By BARNABAS ORERE PONDROS
THE Department of National Planning and Monitoring has been described by the Public Accounts Committee (PAC) as incompetent and unable to manage its own budget, Papua New Guinea’s development budget and effectively implement service delivery over the last five years.
In a report, compiled after perusing reports by the Auditor-General’s office, the PAC concluded that the department that was tasked with planning the nation’s development path was incapable of managing budgets or undertaking proper accounting.
“This situation has prevailed for years,” the PAC said in the report and concluded that “the result of this failure is clear” because development and services are not delivered.
“The money that is allocated is generally without control or oversight and does not result in coordinated development for our people,” the PAC paper added. This grim picture comes after the department has been given the undertaking to implement PNG’s biggest development budget ever – K3.4 billion next year.
Government sources present during budget lock-up had said the increase in allocation for development budget was timely, as access to rural areas, including services and infrastructure was worse than 20 years ago.
According to the PAC, the situation at the department is protracted because the Auditor-General’s reports dates back to 2006.
Back then, the department was responsible for a development budget of just over K480 million.
It was also noted that the department management took no steps over the last five years to address these failures identified by the Auditor-General’s office.
“This committee has found a management team in denial of these failures and unable to even bring themselves to admit the need for internal auditors … a basic tool of management that the department has not had for years.”
The PAC said the department had no internal systems, plans, processes or ability to conduct and manage its affairs lawfully.
Another grim finding is that the department has been under constant political interference which has grown in a “haphazard and chaotic manner … over the last two decades”.
“This is a significant national failure that needs to be urgently fixed,” the PAC said.
It said during its investigations the department executives “failed to cooperate and give candid and true answers” to certain questions.
“In particular, when the inquiry asked searching questions and addressed failures in the department, the head absented himself from the inquiry.”
It is also understood that department officials refused to cooperate with the Auditor-General’s office “to a point where responsible department officers walked out of the meetings”.
In its recommendations, the PAC urged Parliament to accept its report and for it to be addressed without delay.
It also recommended that:
* Urgent attention be given to devise a system of implementation and control of development budgets that ensure effective service delivery and full accountability;
* A new system must be based on precise statutory foundation that clearly sets directives, powers, performance benchmarks, audit control and penalties for non-compliance, among others;
* The Government gives service delivery the highest national priority and make the department become an professional agency;
* The Auditor-General’s office be adequately funded and resourced to conduct regular audits; and
* A management team be recruited from external sources if necessary to ensure professional and effective performance.
The report that will be presented to Parliament for tabling also comes at a time when the department is undertaking key development initiatives, both in-house and externally.

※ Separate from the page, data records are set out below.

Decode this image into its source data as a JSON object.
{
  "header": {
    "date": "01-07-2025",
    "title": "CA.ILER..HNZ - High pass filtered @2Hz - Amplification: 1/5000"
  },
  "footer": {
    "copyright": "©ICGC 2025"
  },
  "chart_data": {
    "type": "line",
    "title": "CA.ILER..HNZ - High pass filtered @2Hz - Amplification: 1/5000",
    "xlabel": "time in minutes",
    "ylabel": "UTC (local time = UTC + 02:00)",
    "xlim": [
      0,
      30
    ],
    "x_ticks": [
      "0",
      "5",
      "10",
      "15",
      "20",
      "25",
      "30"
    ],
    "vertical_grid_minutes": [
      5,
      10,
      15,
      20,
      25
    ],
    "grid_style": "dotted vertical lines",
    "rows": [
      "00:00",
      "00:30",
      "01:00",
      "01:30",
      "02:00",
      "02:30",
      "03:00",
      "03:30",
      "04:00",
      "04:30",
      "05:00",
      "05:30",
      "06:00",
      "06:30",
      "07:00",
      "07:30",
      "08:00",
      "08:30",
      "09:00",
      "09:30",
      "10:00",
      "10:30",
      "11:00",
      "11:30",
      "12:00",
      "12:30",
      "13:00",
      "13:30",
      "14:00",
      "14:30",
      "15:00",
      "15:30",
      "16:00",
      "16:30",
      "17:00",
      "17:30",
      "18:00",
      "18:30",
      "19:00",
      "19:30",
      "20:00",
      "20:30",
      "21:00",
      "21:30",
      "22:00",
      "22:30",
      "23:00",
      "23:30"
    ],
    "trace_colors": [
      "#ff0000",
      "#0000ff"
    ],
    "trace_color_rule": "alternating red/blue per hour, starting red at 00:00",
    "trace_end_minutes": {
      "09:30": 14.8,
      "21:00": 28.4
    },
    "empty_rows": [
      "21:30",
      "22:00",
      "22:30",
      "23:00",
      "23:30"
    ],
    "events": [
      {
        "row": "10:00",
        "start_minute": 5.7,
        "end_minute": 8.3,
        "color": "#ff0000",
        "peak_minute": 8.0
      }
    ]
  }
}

These include the drafting of the amended National Planning Act, formulation of the long-term development strategy 2010-30, public private partnership (PPP) programme, church-State partnership programme and the PNG development assistance database (PNG DAD) among other on-going initiatives.
Last month, during budget lock-up, Planning Minister Paul Tiensten reflected on the initiatives and said the main target was to achieve high quality investments and programmes that would enhance capacity to improve service delivery.